A palavra "aniquilar" na terminologia militar tem um significado muito preciso. Significa "a eliminação física e/ou moral do inimigo".
Quando os militares (com o aval da grande maioria da sociedade, apesar da hipocrisia social argentina) assumiram o governo, já havia mais de 500 mortes causadas pelas ações da Triplo A, mais de 900 desaparecidos e mais de 1.300 assassinatos cometidos pela guerrilha, 52% do total de homicídios cometidos por essas forças irregulares.
O decreto do presidente Alfonsín ordena não julgá-los. Manda apenas que seja julgado um dos lados da guerra, além do fato de que a maioria dos fatos ocorreu antes dessa data. Que o filme também esconde.

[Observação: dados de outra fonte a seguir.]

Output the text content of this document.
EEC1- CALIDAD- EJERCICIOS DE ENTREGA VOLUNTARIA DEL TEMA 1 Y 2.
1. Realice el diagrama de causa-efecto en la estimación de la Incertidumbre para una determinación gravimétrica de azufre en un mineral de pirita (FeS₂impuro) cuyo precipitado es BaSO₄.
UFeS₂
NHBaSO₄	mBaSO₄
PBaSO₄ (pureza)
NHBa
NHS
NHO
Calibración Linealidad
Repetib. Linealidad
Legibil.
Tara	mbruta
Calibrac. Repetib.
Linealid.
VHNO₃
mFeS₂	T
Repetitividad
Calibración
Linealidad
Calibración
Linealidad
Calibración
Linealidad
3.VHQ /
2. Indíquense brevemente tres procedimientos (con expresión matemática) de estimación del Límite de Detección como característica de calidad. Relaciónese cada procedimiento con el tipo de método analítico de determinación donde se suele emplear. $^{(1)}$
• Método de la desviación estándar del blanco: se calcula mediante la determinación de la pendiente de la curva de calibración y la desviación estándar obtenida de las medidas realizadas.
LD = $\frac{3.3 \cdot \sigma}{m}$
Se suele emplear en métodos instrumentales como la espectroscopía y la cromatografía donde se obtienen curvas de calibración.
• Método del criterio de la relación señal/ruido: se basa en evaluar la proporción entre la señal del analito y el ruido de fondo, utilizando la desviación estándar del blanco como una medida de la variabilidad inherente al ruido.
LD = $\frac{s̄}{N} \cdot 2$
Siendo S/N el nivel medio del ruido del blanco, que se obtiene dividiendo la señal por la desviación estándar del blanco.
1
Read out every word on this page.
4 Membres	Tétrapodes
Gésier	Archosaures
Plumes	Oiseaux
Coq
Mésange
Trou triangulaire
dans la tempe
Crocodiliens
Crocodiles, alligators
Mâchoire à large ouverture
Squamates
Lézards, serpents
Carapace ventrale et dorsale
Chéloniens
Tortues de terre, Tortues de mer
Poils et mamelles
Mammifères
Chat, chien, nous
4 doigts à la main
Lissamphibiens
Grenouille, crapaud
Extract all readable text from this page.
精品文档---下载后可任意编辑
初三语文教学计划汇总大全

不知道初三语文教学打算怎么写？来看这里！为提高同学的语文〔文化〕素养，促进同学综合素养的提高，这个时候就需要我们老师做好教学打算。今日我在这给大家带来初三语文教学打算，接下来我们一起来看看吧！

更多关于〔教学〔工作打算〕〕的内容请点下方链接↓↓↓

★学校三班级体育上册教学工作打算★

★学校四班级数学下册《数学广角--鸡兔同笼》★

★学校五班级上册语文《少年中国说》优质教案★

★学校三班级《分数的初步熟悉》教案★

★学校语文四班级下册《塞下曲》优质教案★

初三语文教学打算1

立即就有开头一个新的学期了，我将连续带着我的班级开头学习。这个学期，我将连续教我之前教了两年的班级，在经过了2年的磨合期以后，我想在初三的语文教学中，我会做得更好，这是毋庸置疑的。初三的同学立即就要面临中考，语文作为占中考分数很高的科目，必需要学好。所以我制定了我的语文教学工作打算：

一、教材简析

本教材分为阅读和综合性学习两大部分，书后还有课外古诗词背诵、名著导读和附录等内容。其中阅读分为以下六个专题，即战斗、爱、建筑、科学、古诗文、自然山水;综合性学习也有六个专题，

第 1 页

O filme pergunta por que os militares não julgaram os guerrilheiros de acordo com as regras da lei. A questão deveria ser por que a democracia não fez isso. Durante o governo peronista de 1973 a 1976, onde foram registrados atos violentos da guerrilha que mataram milhares de argentinos, não houve uma única condenação de um único guerrilheiro.
Reitero mais uma vez: isso não é uma resenha de filme. A Academia de Hollywood tem todo o direito de julgar as atuações profissionais dos atores. Este comentário tinha apenas dois objectivos: relembrar como foram os acontecimentos na realidade para nós que os recordamos objectivamente e alertar que quem acredita que vai aceder à verdade histórica vendo o filme comete um erro que só serve para continuar alimentando a roldana de transmissão de mentiras que permitiram a configuração de uma história de ódio que, entre outras coisas, trouxe o país até onde está hoje.